U.S. Military Officers Voice Doubts Regarding The Wisdom Of Obama’s Decision To Strike Syria

Guest Post by Mara Zebest

U.S. Military officers (under the condition of anonymity) voice concern over the wisdom of Obama’s decision to strike Syria: “I can’t believe the president is even considering it.”

Even Obama doesn’t have the confidence or conviction of his actions to make the case before the American people. Obama cowardly attempted to send out John Kerry to plead the case.

Apparently Kerry wasn’t very confident or convincing either and gave the usual blah, blah, blah speech claiming the non-existent unsourced “evidence” for Assad’s use of chemical weapons as proof enough to justified a war with Syria. Kerry does the usual Democratic trick of avoiding “evidence” by praying on emotions with numerous horror stories (and claiming those stories are the “facts” and “evidence”). Pay no attention to the man behind the curtain of illusion.

Empty

WaPo reports the following:

The Obama administration’s plan to launch a military strike against Syria is being received with serious reservations by many in the U.S. military, which is coping with the scars of two lengthy wars and a rapidly contracting budget, according to current and former officers.

Having assumed for months that the United States was unlikely to intervene militarily in Syria, the Defense Department has been thrust onto a war footing that has made many in the armed services uneasy, according to interviews with more than a dozen military officers ranging from captains to a four-star general.

Former and current officers, many with the painful lessons of Iraq and Afghanistan on their minds, said the main reservations concern the potential unintended consequences of launching cruise missiles against Syria.
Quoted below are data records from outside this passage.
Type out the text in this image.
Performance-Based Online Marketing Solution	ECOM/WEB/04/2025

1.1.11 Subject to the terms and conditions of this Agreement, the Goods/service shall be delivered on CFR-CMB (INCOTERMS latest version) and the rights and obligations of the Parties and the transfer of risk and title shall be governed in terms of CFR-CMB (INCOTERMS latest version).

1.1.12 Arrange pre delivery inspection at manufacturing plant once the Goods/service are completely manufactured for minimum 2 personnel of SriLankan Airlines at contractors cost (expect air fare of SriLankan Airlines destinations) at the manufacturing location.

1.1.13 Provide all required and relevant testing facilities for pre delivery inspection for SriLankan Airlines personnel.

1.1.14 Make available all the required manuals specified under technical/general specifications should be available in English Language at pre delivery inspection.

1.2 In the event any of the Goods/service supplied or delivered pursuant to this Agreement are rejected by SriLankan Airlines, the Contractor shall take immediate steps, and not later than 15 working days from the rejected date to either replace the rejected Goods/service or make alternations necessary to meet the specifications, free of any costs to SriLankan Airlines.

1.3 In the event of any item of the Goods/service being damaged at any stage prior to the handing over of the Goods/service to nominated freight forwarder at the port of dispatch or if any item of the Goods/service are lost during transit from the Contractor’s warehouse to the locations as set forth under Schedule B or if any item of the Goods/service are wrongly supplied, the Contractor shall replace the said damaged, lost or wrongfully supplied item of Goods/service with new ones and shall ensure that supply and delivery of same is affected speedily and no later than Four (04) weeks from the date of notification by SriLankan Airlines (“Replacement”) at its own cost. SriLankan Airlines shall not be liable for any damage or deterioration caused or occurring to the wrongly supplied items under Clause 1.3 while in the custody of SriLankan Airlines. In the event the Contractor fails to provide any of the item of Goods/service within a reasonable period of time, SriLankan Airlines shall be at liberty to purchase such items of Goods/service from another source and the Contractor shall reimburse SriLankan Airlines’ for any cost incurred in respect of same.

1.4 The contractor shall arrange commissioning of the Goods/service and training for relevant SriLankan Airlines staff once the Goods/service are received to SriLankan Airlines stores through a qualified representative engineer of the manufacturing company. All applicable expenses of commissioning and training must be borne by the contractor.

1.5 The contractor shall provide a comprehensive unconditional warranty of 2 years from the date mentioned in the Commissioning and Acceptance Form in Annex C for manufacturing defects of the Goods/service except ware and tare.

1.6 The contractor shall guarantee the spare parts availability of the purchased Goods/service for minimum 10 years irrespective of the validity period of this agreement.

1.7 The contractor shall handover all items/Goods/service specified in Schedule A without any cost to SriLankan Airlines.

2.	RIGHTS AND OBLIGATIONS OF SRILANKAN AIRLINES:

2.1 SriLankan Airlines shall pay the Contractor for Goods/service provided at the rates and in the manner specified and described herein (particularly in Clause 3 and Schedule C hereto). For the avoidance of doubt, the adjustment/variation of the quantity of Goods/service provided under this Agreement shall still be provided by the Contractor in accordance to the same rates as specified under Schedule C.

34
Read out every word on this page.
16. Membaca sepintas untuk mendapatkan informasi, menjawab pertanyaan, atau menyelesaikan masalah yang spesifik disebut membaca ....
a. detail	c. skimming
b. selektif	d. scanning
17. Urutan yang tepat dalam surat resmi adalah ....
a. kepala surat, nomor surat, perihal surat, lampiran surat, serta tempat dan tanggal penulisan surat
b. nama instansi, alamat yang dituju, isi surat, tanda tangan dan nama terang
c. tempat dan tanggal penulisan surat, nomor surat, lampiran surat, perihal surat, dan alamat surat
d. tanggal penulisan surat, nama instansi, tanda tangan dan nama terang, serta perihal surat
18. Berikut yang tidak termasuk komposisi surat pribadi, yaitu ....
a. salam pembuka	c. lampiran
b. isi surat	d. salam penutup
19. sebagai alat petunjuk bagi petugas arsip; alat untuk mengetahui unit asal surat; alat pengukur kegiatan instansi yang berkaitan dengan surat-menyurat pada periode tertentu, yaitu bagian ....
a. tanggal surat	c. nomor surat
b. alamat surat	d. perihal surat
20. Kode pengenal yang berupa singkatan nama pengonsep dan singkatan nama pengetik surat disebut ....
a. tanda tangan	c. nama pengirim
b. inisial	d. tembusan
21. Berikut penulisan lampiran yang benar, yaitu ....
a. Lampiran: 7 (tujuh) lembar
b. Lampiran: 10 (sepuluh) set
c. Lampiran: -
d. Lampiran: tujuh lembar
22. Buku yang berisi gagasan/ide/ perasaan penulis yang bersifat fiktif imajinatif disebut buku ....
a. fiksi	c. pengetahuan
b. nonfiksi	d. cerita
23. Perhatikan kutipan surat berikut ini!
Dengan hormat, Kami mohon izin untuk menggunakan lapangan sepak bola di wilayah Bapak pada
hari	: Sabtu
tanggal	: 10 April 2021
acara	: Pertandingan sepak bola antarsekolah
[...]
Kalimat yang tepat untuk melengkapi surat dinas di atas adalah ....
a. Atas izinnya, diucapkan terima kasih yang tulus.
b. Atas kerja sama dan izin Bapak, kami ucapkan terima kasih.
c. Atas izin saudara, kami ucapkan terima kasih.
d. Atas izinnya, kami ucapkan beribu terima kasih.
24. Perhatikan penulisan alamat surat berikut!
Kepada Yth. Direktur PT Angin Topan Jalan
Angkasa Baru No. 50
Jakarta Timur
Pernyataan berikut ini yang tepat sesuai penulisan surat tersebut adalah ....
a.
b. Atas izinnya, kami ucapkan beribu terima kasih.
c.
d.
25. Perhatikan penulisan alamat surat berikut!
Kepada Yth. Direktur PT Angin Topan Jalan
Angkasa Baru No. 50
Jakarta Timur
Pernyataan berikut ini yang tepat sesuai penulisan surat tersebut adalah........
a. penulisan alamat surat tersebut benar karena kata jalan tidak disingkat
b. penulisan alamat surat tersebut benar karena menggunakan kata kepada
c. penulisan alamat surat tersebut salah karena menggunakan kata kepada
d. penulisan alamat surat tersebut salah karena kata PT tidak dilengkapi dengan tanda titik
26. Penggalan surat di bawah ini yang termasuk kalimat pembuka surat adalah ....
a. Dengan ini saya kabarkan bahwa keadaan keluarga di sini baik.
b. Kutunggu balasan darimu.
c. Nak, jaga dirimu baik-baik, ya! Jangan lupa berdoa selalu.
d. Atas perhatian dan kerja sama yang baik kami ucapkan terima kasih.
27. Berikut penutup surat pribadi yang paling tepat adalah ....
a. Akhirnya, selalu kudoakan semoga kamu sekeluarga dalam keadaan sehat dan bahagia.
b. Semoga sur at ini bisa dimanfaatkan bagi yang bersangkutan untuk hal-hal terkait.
Some questioned the use of military force as a punitive measure and suggested that the White House lacks a coherent strategy. If the administration is ambivalent about the wisdom of defeating or crippling the Syrian leader, possibly setting the stage for Damascus to fall to fundamentalist rebels, they said, the military objective of strikes on Assad’s military targets is at best ambiguous.

“There’s a broad naivete in the political class about America’s obligations in foreign policy issues, and scary simplicity about the effects that employing American military power can achieve,” said retired Lt. Gen. Gregory S. Newbold, who served as director of operations for the Joint Chiefs of Staff during the run-up to the Iraq war, noting that many of his contemporaries are alarmed by the plan.

Marine Lt. Col. Gordon Miller, a fellow at the Center for a New American Security, warned this week of “potentially devastating consequences, including a fresh round of chemical weapons attacks and a military response by Israel.”

“If President [Bashar al-Assad] were to absorb the strikes and use chemical weapons again, this would be a significant blow to the United States’ credibility and it would be compelled to escalate the assault on Syria to achieve the original objectives,” Miller wrote in a commentary for the think tank. […]

I can’t believe the president is even considering it,” said the officer, who like most officers interviewed for this story agreed to speak only on the condition of anonymity because military personnel are reluctant to criticize policymakers while military campaigns are being planned. “We have been fighting the last 10 years a counterinsurgency war. Syria has modern weaponry. We would have to retrain for a conventional war.”